« La dictature commettra tous les crimes pour sa préservation »
Alexandre Loukachenko, le « dernier dictateur d’Europe », préside d’une main de fer la République du Bélarus depuis 1994. Sans discontinuer depuis le 9 août 2020, date de proclamation des résultats des élections présidentielles truquées lui donnant la victoire, la population bélarusse est vent debout pour dire « A bas la corruption ! Dehors Loukachenko ! ». Nous donnons la parole à notre camarade qui est au coeur de la révolte : Ivan Krichkevitch, membre de la LIS en Bélarus.
(photo : AFP/MAXIM MALINOVSKY)
1/ Après cinquante jours d’une révolte démocratique contre la mascarade qu’a été la réélection d’Alexandre Loukachenko, où en est-on ?
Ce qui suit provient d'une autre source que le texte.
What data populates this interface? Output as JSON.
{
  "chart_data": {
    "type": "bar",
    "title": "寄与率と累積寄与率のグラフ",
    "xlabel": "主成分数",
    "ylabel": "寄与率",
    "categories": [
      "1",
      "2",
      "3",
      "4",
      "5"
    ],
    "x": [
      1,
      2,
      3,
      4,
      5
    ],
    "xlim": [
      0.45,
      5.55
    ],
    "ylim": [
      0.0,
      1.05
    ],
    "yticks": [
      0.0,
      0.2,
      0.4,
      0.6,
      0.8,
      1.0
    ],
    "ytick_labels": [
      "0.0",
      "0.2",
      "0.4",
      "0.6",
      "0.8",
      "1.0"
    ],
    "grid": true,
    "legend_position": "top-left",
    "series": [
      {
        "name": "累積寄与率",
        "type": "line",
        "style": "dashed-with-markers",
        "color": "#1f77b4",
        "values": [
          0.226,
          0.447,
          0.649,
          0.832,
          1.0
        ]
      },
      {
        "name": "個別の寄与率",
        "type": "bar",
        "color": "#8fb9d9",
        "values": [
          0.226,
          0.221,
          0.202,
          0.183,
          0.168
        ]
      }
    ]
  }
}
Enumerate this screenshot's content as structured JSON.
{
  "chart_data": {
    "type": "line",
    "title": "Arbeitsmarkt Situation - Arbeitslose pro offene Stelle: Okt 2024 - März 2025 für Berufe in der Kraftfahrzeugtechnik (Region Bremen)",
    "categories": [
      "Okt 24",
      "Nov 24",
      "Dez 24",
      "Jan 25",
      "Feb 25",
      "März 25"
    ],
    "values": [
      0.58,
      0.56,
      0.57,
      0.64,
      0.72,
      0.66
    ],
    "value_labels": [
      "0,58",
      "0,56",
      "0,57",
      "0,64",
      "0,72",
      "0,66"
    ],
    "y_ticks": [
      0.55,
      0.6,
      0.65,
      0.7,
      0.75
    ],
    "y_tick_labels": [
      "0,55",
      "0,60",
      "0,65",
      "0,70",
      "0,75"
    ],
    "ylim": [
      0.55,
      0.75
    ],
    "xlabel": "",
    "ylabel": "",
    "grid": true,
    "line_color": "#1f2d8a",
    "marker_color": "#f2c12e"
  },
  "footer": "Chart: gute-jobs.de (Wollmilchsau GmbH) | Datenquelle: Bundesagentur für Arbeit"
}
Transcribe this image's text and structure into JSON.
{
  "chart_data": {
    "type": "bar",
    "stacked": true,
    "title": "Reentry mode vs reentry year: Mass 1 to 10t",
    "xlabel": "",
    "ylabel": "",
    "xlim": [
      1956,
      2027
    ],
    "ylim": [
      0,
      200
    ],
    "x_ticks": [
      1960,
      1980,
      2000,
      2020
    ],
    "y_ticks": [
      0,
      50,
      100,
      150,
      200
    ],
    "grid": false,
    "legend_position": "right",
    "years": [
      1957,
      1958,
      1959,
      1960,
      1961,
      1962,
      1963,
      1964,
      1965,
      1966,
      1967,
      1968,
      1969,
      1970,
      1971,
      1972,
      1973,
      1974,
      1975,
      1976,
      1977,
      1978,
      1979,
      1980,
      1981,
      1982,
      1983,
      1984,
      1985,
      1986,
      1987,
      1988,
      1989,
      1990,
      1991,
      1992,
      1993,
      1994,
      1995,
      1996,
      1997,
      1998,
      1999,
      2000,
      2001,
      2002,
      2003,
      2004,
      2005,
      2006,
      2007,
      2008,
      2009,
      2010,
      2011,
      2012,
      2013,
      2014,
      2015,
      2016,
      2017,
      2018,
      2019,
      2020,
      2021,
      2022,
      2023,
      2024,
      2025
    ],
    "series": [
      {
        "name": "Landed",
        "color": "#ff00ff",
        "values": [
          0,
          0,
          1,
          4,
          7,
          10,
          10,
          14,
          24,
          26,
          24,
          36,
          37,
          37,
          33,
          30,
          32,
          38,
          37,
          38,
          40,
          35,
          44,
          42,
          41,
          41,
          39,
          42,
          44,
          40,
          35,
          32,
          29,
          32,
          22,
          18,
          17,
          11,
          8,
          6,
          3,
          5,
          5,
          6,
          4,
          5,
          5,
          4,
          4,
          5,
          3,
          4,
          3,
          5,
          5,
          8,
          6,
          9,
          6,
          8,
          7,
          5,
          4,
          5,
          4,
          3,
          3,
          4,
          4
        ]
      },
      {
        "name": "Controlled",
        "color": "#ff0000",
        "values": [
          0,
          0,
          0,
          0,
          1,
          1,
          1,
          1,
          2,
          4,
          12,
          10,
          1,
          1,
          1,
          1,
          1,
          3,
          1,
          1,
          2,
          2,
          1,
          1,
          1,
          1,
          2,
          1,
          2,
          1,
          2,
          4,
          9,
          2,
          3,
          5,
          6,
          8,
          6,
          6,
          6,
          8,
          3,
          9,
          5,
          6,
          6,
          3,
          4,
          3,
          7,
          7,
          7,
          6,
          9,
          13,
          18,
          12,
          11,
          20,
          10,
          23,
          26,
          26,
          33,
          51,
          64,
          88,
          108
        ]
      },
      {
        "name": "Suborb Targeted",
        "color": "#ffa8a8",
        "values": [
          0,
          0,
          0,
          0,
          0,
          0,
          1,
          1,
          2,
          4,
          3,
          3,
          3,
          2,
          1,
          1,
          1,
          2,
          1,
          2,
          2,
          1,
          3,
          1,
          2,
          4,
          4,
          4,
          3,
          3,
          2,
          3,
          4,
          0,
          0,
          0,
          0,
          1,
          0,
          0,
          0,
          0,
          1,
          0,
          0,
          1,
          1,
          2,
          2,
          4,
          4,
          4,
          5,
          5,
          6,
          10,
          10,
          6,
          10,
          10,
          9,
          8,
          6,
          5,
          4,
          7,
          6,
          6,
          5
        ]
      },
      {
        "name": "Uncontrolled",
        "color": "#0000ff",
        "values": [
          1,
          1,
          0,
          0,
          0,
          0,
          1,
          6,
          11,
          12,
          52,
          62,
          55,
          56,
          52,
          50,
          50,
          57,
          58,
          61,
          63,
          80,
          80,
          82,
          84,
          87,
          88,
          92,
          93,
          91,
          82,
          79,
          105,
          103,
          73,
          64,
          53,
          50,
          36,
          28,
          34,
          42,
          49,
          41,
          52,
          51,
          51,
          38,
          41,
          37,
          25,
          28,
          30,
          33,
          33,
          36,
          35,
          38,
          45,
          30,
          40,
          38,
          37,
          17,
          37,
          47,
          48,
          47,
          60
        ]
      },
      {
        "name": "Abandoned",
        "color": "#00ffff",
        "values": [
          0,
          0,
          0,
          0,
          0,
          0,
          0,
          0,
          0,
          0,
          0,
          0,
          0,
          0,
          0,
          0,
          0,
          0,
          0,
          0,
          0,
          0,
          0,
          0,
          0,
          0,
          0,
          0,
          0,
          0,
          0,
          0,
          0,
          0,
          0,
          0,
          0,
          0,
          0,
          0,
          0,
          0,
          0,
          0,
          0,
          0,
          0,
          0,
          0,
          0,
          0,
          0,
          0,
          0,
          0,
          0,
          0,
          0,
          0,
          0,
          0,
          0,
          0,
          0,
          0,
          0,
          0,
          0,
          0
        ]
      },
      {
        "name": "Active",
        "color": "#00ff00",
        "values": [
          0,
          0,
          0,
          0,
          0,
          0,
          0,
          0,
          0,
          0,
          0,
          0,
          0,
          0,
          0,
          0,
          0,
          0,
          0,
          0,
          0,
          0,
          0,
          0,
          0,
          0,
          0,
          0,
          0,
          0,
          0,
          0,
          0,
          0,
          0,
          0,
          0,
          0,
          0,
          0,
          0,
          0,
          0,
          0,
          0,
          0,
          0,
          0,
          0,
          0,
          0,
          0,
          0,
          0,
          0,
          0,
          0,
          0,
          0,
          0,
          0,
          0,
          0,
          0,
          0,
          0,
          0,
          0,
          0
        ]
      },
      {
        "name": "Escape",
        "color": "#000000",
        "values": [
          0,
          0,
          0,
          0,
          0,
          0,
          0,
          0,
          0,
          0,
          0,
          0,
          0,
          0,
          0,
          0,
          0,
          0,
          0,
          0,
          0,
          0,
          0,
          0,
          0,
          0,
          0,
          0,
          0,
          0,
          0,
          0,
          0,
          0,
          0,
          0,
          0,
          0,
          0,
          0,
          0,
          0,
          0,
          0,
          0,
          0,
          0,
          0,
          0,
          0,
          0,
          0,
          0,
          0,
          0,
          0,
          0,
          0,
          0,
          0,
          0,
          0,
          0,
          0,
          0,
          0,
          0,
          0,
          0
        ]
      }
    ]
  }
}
La falsification flagrante de l'élection en faveur d'Alexandre Loukachenko, qui est au pouvoir depuis 26 ans, a conduit à des protestations massives de tous les groupes de la société bélarusse. Après la dispersion brutale d'une manifestation pacifique par la police et l'armée, après des passages à tabac, des tortures de détenus et de personnes arrêtées, des meurtres et des procès illégaux, la protestation du peuple bélarusse a pris un caractère national. Le pouvoir de Loukachenko, essentiellement une dictature militaire, repose désormais uniquement sur l’emploi de la force de l'armée et de la police.
2/ Nous voyons le régime mener une répression physique et judiciaire féroce. Quelle est la situation ?
Malgré les répressions massives, le peuple bélarusse n’abandonne pas. Des manifestations ont lieu chaque jour dans toutes les villes du Bélarus. Le cadre privilégié de la confrontation pacifique quotidienne est la manifestation locale sur le lieu de résidence. Ce sont des chaînes de solidarité le long des autoroutes, des expositions d'artistes dans les cours et les quartiers , des projections conjointes de films et de goûters/cafés collectifs, des performances de musiciens et de poètes célèbres, des conférences de scientifiques, des représentations de groupes de théâtre et bien plus encore.
Tous les samedis, une marche des femmes contre la violence de l’État a lieu dans presque toutes les villes. Chaque dimanche, est organisée une marche de protestation nationale contre la dictature de Loukachenko. Le Bélarus manifeste depuis deux mois maintenant.
Il est particulièrement intéressant de noter la manifestation étudiante - des sit-in quotidiens dans presque toutes les universités du pays. La solidarité étudiante se développe malgré le chantage, l'intimidation et les arrestations de militants.
3/ La classe ouvrière bélarusse, les femmes, les jeunes, font grève et manifestent en masse dans tout le pays. Quelle est l’action des syndicats indépendants et des comités de grève dans la mobilisation populaire ?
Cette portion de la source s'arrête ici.